На следующий день с раннего утра в доме на улице Монмартр начались лихорадочные приготовления к визиту в Версаль. Необходимость соблюсти все мелочи придворного костюма заставила Николя усыпить горе и заняться туалетом. Приглашенный цирюльник тщательно побрил его, и в первый раз в жизни молодой человек спрятал свои волосы под пудреный парик. Надев новый фрак и повязав бесценный галстук, он подошел к зеркалу и не узнал представшего перед ним мужчину с хмурым взором. Фиакр довез его до особняка Грамона, где его обещал подхватить господин де Сартин. Начальник полиции задерживался, и ему пришлось довольно долго ждать в гостиной. Начальник не сразу узнал Николя, приняв его за очередного посетителя. Когда недоразумение разрешилось, Сартин, уперев руки в бока, обошел Николя со всех сторон. Наконец, одобрительно кивнув, он похвалил его за внешний вид.

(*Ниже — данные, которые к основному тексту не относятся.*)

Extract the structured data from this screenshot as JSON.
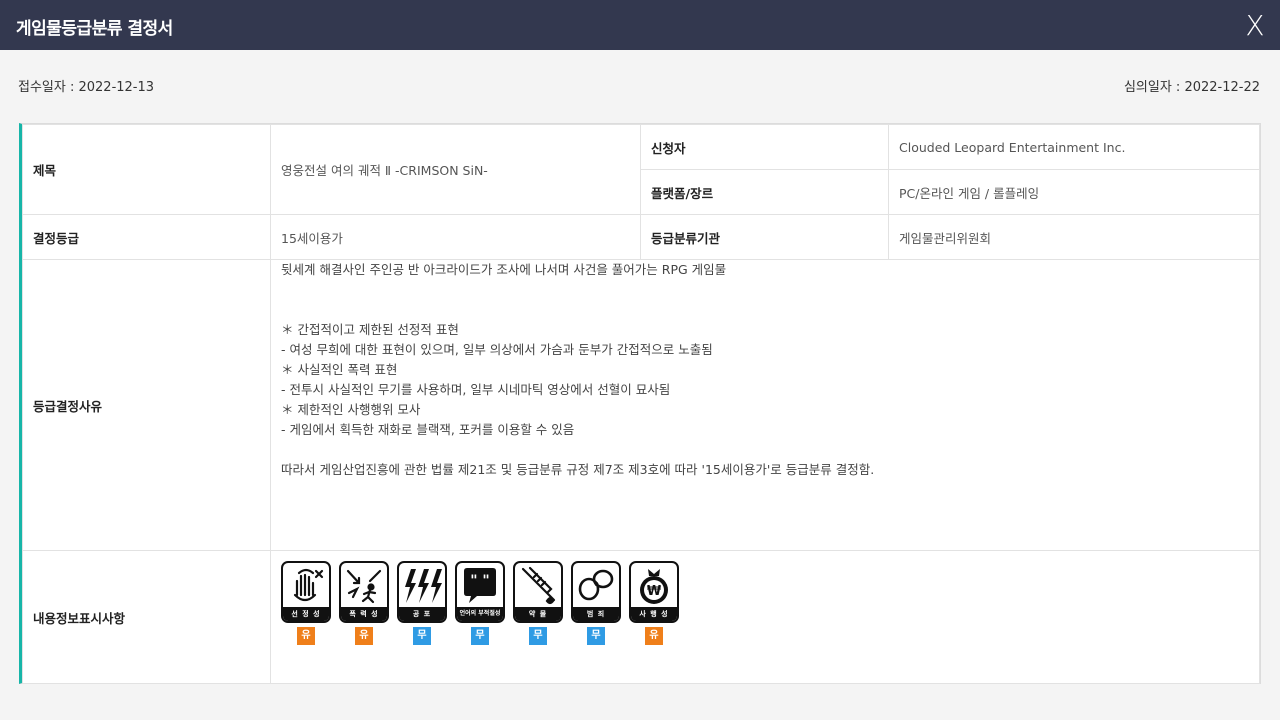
{
  "window": {
    "title": "게임물등급분류 결정서",
    "close_label": "X"
  },
  "dates": {
    "received": "접수일자 : 2022-12-13",
    "reviewed": "심의일자 : 2022-12-22"
  },
  "rows": {
    "title_label": "제목",
    "title_value": "영웅전설 여의 궤적 Ⅱ -CRIMSON SiN-",
    "applicant_label": "신청자",
    "applicant_value": "Clouded Leopard Entertainment Inc.",
    "platform_label": "플랫폼/장르",
    "platform_value": "PC/온라인 게임 / 롤플레잉",
    "rating_label": "결정등급",
    "rating_value": "15세이용가",
    "agency_label": "등급분류기관",
    "agency_value": "게임물관리위원회",
    "reason_label": "등급결정사유",
    "content_label": "내용정보표시사항"
  },
  "reason_lines": [
    "뒷세계 해결사인 주인공 반 아크라이드가 조사에 나서며 사건을 풀어가는 RPG 게임물",
    "",
    "",
    "＊ 간접적이고 제한된 선정적 표현",
    "- 여성 무희에 대한 표현이 있으며, 일부 의상에서 가슴과 둔부가 간접적으로 노출됨",
    "＊ 사실적인 폭력 표현",
    "- 전투시 사실적인 무기를 사용하며, 일부 시네마틱 영상에서 선혈이 묘사됨",
    "＊ 제한적인 사행행위 모사",
    "- 게임에서 획득한 재화로 블랙잭, 포커를 이용할 수 있음",
    "",
    "따라서 게임산업진흥에 관한 법률 제21조 및 등급분류 규정 제7조 제3호에 따라 '15세이용가'로 등급분류 결정함."
  ],
  "content_icons": [
    {
      "name": "sexuality-icon",
      "caption": "선 정 성",
      "badge": "유",
      "present": true
    },
    {
      "name": "violence-icon",
      "caption": "폭 력 성",
      "badge": "유",
      "present": true
    },
    {
      "name": "fear-icon",
      "caption": "공 포",
      "badge": "무",
      "present": false
    },
    {
      "name": "language-icon",
      "caption": "언어의 부적절성",
      "badge": "무",
      "present": false
    },
    {
      "name": "drug-icon",
      "caption": "약 물",
      "badge": "무",
      "present": false
    },
    {
      "name": "crime-icon",
      "caption": "범 죄",
      "badge": "무",
      "present": false
    },
    {
      "name": "gambling-icon",
      "caption": "사 행 성",
      "badge": "유",
      "present": true
    }
  ],
  "colors": {
    "titlebar": "#33384f",
    "accent": "#17b5a8",
    "badge_yes": "#ef7f1a",
    "badge_no": "#2f9be4"
  }
}
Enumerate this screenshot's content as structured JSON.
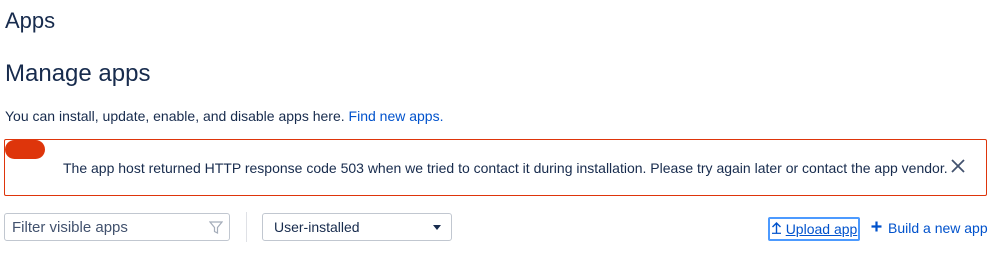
{
  "breadcrumb": {
    "label": "Apps"
  },
  "page": {
    "title": "Manage apps",
    "intro_text": "You can install, update, enable, and disable apps here.",
    "find_link": "Find new apps."
  },
  "error_banner": {
    "message": "The app host returned HTTP response code 503 when we tried to contact it during installation. Please try again later or contact the app vendor.",
    "close_icon": "close-icon",
    "accent_color": "#de350b"
  },
  "filter": {
    "placeholder": "Filter visible apps",
    "icon": "filter-icon"
  },
  "app_type_select": {
    "value": "User-installed"
  },
  "actions": {
    "upload_label": "Upload app",
    "upload_icon": "upload-icon",
    "build_label": "Build a new app",
    "build_icon": "plus-icon"
  },
  "colors": {
    "link": "#0052cc",
    "text": "#172b4d",
    "focus": "#4c9aff"
  }
}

По дороге в Версаль Сартин, видя молчание Николя, не стал побуждать его к беседе, уверенный, что молодой человек переживает вполне законное волнение, неизбежное при таком ответственном событии. Однако Николя, не знакомый ни с Версалем, ни с двором, пребывал в сотне лье от подобных чувств. Отрешившись от предстоящей аудиенции, он созерцал уличную толчею. Настанет день, и эти безымянные прохожие исчезнут точно так же, как исчезнут и те, кто сейчас торопится, проносится мимо, даже не взглянув в сторону их экипажа. Впрочем, и сам он не пытается разглядеть лица снующих вокруг людей. Люди, Сартин, он сам всего лишь живые призраки, а будущее — не что иное, как неуклонное приближение конца, избежать коего не дано никому. Зачем тогда эта игра в существование, состоящая из сожалений о прошлом и страха перед будущим, сулящим лишь бесконечные печали и утраты?
Они приближались к Версалю. Призвав на помощь детские воспоминания, детскую веру, Николя вздохнул, стараясь облегчить тяжесть невысказанных мыслей, давящих ему грудь.
Сартин, ожидавший любого сигнала, чтобы нарушить угнетавшую его тишину, понял его движение как желание начать разговор. Человек, в сущности, не злой, он хотел приободрить Николя, и со знанием дела стал рассказывать ему про нынешний двор. Версаль при теперешнем короле потерял блеск, приданный ему Людовиком XIV. Король часто уезжает из Версаля, а следом за ним и придворные — все, кроме тех, кто по должности не может его покинуть. Повсюду воцаряется запустение. Когда же монарх на месте, все оживает, и придворные оспаривают друг у друга право ездить вместе с королем на охоту. И все же, как только подворачивается возможность, каждый стремится удрать в Париж вкусить столичных удовольствий. В столице проживают большинство министров.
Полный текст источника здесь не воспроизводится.